Virtual Reality and its Effects on Casual Games
Virtual reality is a technology that’s, for lack of a better word, amazing. Many tend to think of it as an innovation aimed at gamers alone, which is an over-simplification of its capabilities at best. In fact, virtual reality can – and most likely will – go beyond high-profile gaming sooner than we might imagine, leaving a footprint on many other aspects of our everyday lives. For the time being, though, most of its effects will be felt by the entertainment industry.
Right now there are two types of VR headsets available: the “proper” kind, like Oculus Rift and HTC Vive, and the “cardboard” type, relying on smartphones to function. The first type is aimed mostly at PC gamers, requiring quite the processing power to function at their best. The second is a bit of a novelty, with limited content focusing on experiences rather than games. Neither of them is currently a “mass” product, partly because of their prohibitive prices (even if Oculus recently applied a $200 price reduction to its system). The time will come, though, when they will become affordable for the masses. And that is the time developers and publishers have to be prepared for.
Casual games are played by the largest number of players ever. Most of these games are played on smartphones and only occasionally, even if some titles – like the infamous Candy Crush series – are known to tie their players to their screens for hours at a time. Once VR becomes a widespread technology rather than a novelty, people will surely use it to play in the same casual way they have on their smartphones.

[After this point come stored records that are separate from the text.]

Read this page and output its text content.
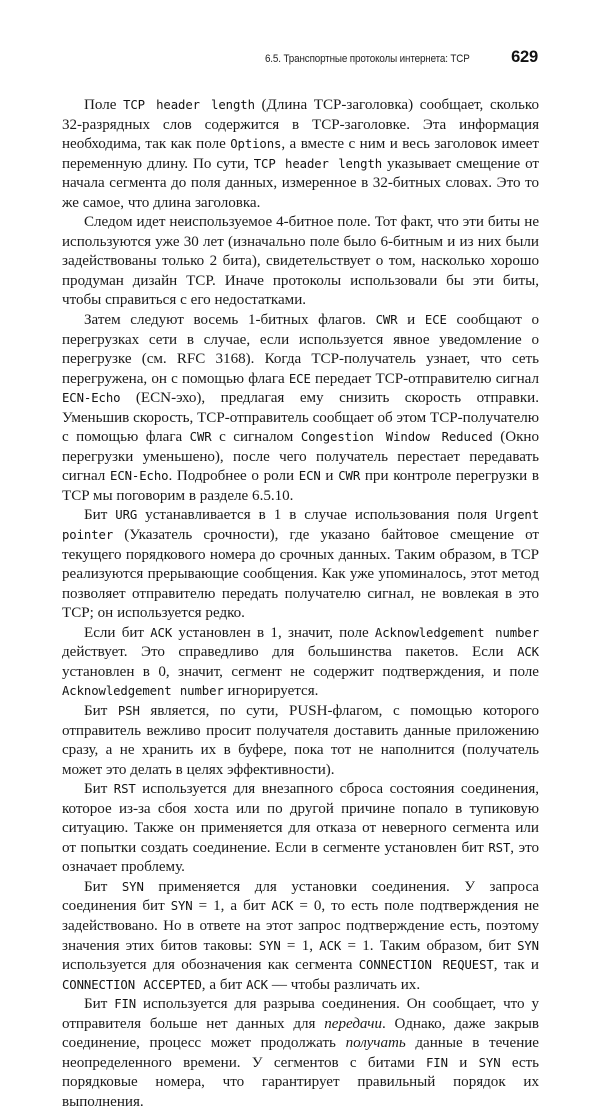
6.5. Транспортные протоколы интернета: TCP	629

Поле TCP header length (Длина TCP-заголовка) сообщает, сколько 32-разрядных слов содержится в TCP-заголовке. Эта информация необходима, так как поле Options, а вместе с ним и весь заголовок имеет переменную длину. По сути, TCP header length указывает смещение от начала сегмента до поля данных, измеренное в 32-битных словах. Это то же самое, что длина заголовка.

Следом идет неиспользуемое 4-битное поле. Тот факт, что эти биты не используются уже 30 лет (изначально поле было 6-битным и из них были задействованы только 2 бита), свидетельствует о том, насколько хорошо продуман дизайн TCP. Иначе протоколы использовали бы эти биты, чтобы справиться с его недостатками.

Затем следуют восемь 1-битных флагов. CWR и ECE сообщают о перегрузках сети в случае, если используется явное уведомление о перегрузке (см. RFC 3168). Когда TCP-получатель узнает, что сеть перегружена, он с помощью флага ECE передает TCP-отправителю сигнал ECN-Echo (ECN-эхо), предлагая ему снизить скорость отправки. Уменьшив скорость, TCP-отправитель сообщает об этом TCP-получателю с помощью флага CWR с сигналом Congestion Window Reduced (Окно перегрузки уменьшено), после чего получатель перестает передавать сигнал ECN-Echo. Подробнее о роли ECN и CWR при контроле перегрузки в TCP мы поговорим в разделе 6.5.10.

Бит URG устанавливается в 1 в случае использования поля Urgent pointer (Указатель срочности), где указано байтовое смещение от текущего порядкового номера до срочных данных. Таким образом, в TCP реализуются прерывающие сообщения. Как уже упоминалось, этот метод позволяет отправителю передать получателю сигнал, не вовлекая в это TCP; он используется редко.

Если бит ACK установлен в 1, значит, поле Acknowledgement number действует. Это справедливо для большинства пакетов. Если ACK установлен в 0, значит, сегмент не содержит подтверждения, и поле Acknowledgement number игнорируется.

Бит PSH является, по сути, PUSH-флагом, с помощью которого отправитель вежливо просит получателя доставить данные приложению сразу, а не хранить их в буфере, пока тот не наполнится (получатель может это делать в целях эффективности).

Бит RST используется для внезапного сброса состояния соединения, которое из-за сбоя хоста или по другой причине попало в тупиковую ситуацию. Также он применяется для отказа от неверного сегмента или от попытки создать соединение. Если в сегменте установлен бит RST, это означает проблему.

Бит SYN применяется для установки соединения. У запроса соединения бит SYN = 1, а бит ACK = 0, то есть поле подтверждения не задействовано. Но в ответе на этот запрос подтверждение есть, поэтому значения этих битов таковы: SYN = 1, ACK = 1. Таким образом, бит SYN используется для обозначения как сегмента CONNECTION REQUEST, так и CONNECTION ACCEPTED, а бит ACK — чтобы различать их.

Бит FIN используется для разрыва соединения. Он сообщает, что у отправителя больше нет данных для передачи. Однако, даже закрыв соединение, процесс может продолжать получать данные в течение неопределенного времени. У сегментов с битами FIN и SYN есть порядковые номера, что гарантирует правильный порядок их выполнения.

There are a few examples of “virtual” worlds and playgrounds already functioning today. Think Second Life and Blocksworld by Linden Research, Roblox, and their likes. These provide online meeting points for users from all over the world, as well as a medium for creators to build and share experiences with others. While these were for a long time confined to computer screens, they will likely transcend into virtual reality now that the technology is at hand. Linden Research has already begun to build its new world, Project Sansar, aimed specifically at VR headset users.
New playgrounds will also likely to be built, sometimes on top of existing communities – think online poker rooms and bingo halls, for example. These will massively improve on their immersion, providing players with an opportunity to meet people with the same interests as them often living half a world away.
Old games, new games
Playing chess at home, on a computer screen, is far less attractive than doing the same in the park. And how about playing a game of chess on the rings of Saturn, or the surface of the moon? VR is not about the games itself, at least when it comes to casual ones, but the environment in which they are played. That’s why old games like chess, backgammon, dominoes, and their likes will most likely find their second home in the endless virtual universe we’re on the brink of creating.
New games will also emerge to make use of the new technologies. These games will likely be ones that can be played together. The board games of today might transcend themselves into virtual reality, offering a much richer and much more spectacular experience to their players.